Although the prohibition in Article 34 with respect to exports is expressed in the same language as Article 30’s prohibition on imports, the terms “all measures having equivalent effect” as quantitative restrictions on exports of goods have not been interpreted by the Court along the lines of the Dassonville formula. Instead, in its Groenveld decision the Court held that Article 34 is exclusively concerned with “the establishment of a difference in treatment between the domestic trade of a Member State and its export trade, thus making the prohibition of Article 34 dependent on the presence of discrimination. The reason for the different approach is that non-discriminatory national measures, affecting export goods the same way as goods for domestic consumption, do not impose dual standards on the manufacturer at the stage of production. (In contrast, imported goods are subject to double standards – those of the exporting Member State and those of the importing Member State). If dual standards are imposed upon the exporting manufacturer because of the national rules in the Member State of import, these rules may be challenged under the Dassonville ruling.

  1. It took the Court a long time to indicate whether the “sister” prohibitions of Article 30 – Article 59 in the field of services, Article 52 in the field of establishment, and Article 48 in the field of workers – were to be interpreted in the same way: that is, also applicable to “indistinctly applicable” national provisions. With respect to services the Court favored such a broad interpretation of Article 59 in its Sager judgment of July 25, 1991. In that decision, the Court was responding to a preliminary question raised in the course of domestic proceedings by a German patent agent, Mr Sager, against an English company, Dennemeyer & Co Ltd. Dennemeyer provided patent renewal services in several countries, including Germany. These services included the storing of information about clients’ patents in a computer, informing clients when renewal fees fell due, and paying the fees on their behalf. Sager argued that under German law Dennemeyer could not provide these services with respect to German patents, as it did not hold the special license required by German law for providing such services. In its decision, the Court held that Article 59 required not only the abolition of all nationality-based discrimination against a person providing services, but also the abolition of any indistinctly applicable restriction which prohibits or otherwise restricts a provider of services established in another Member State who lawfully provides similar services there. Therefore the German license requirement, even though it did not discriminate on the basis of nationality, was struck down as a restriction in violation of Article 59.

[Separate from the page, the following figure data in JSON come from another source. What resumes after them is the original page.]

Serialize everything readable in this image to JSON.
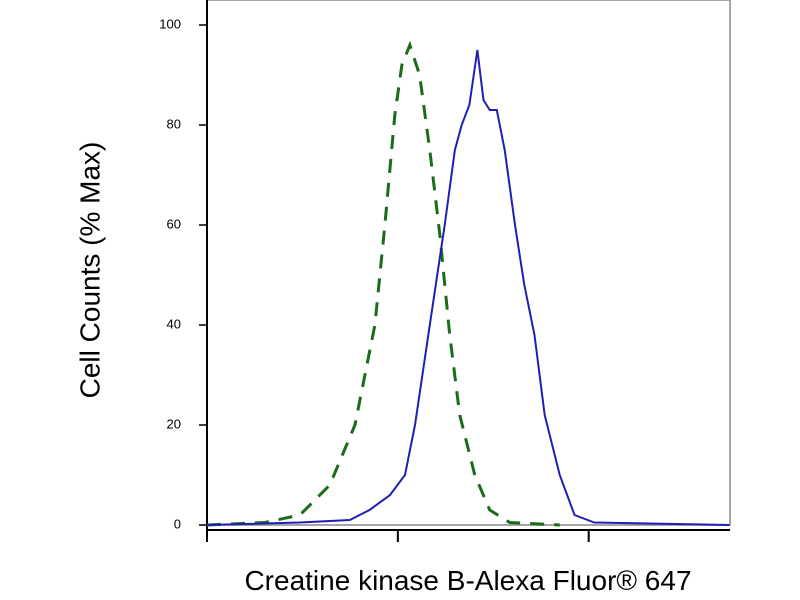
{
  "chart_data": {
    "type": "line",
    "xlabel": "Creatine kinase B-Alexa Fluor® 647",
    "ylabel": "Cell Counts (% Max)",
    "xscale": "log",
    "xlim": [
      1,
      550
    ],
    "xticks": [
      1,
      10,
      100
    ],
    "ylim": [
      0,
      105
    ],
    "yticks": [
      0,
      20,
      40,
      60,
      80,
      100
    ],
    "series": [
      {
        "color": "#1a6b1a",
        "dash": true,
        "x": [
          1,
          2.01,
          3.07,
          4.4,
          5.96,
          7.58,
          8.55,
          9.64,
          10.5,
          11.56,
          13.0,
          14.7,
          16.6,
          18.7,
          21.1,
          25.3,
          30.3,
          38.6,
          70.5
        ],
        "values": [
          0,
          0.5,
          2,
          8,
          20,
          40,
          60,
          82,
          92,
          96,
          90,
          75,
          58,
          38,
          22,
          10,
          3,
          0.5,
          0
        ]
      },
      {
        "color": "#1f1fb4",
        "dash": false,
        "x": [
          1,
          3.07,
          5.6,
          7.1,
          9.1,
          10.9,
          12.3,
          14.7,
          17.6,
          19.9,
          21.6,
          23.7,
          26.1,
          28.1,
          30.3,
          33.0,
          36.3,
          41.1,
          46.0,
          52.0,
          58.8,
          70.5,
          84.3,
          107,
          547
        ],
        "values": [
          0,
          0.5,
          1,
          3,
          6,
          10,
          20,
          40,
          60,
          75,
          80,
          84,
          95,
          85,
          83,
          83,
          75,
          60,
          48,
          38,
          22,
          10,
          2,
          0.5,
          0
        ]
      }
    ]
  }
}
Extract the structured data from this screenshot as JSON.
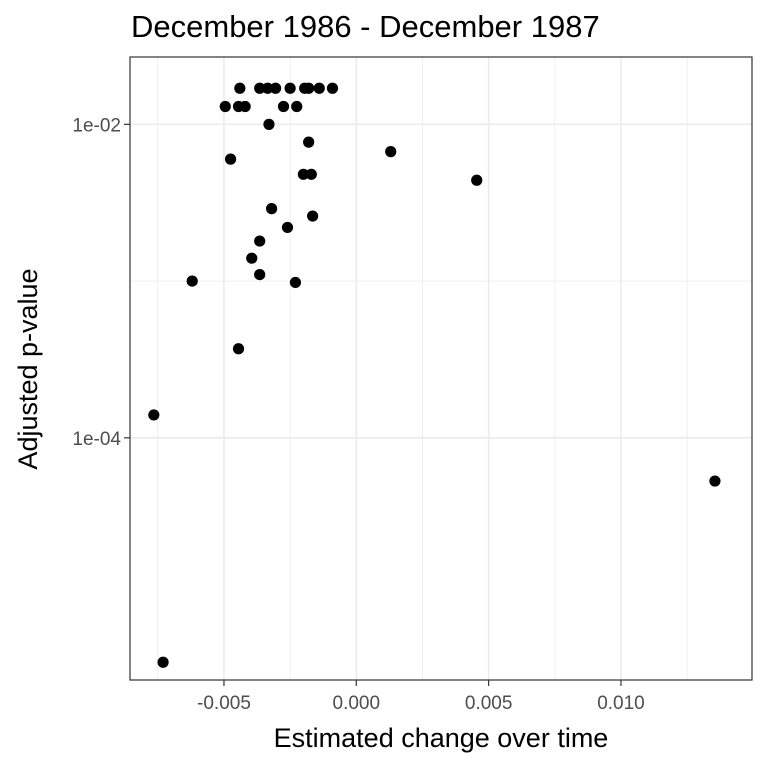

Interestingly enough, in its more recent decision of May 10, 1995, Alpine Investments BV, the Court declared Article 59 equally applicable to national rules (in that case rules prohibiting providers of investment services from making unsolicited telephone calls to potential clients) which prevent offers of services in general including those made to other Member States. In its decision, the Court concentrated immediately on the question whether the prohibition could constitute a restriction on freedom to provide services in another Member State. It answered that question in the affirmative as the prohibition “deprives the operators concerned of a rapid and direct technique for marketing and for contacting potential clients in other Member States.” Indeed, although such a prohibition “is a generally applicable measure . . . [and] . . . not discriminatory,” it “directly affects access to the market in services in the other Member States and is thus capable of hindering intra-Community trade in services.”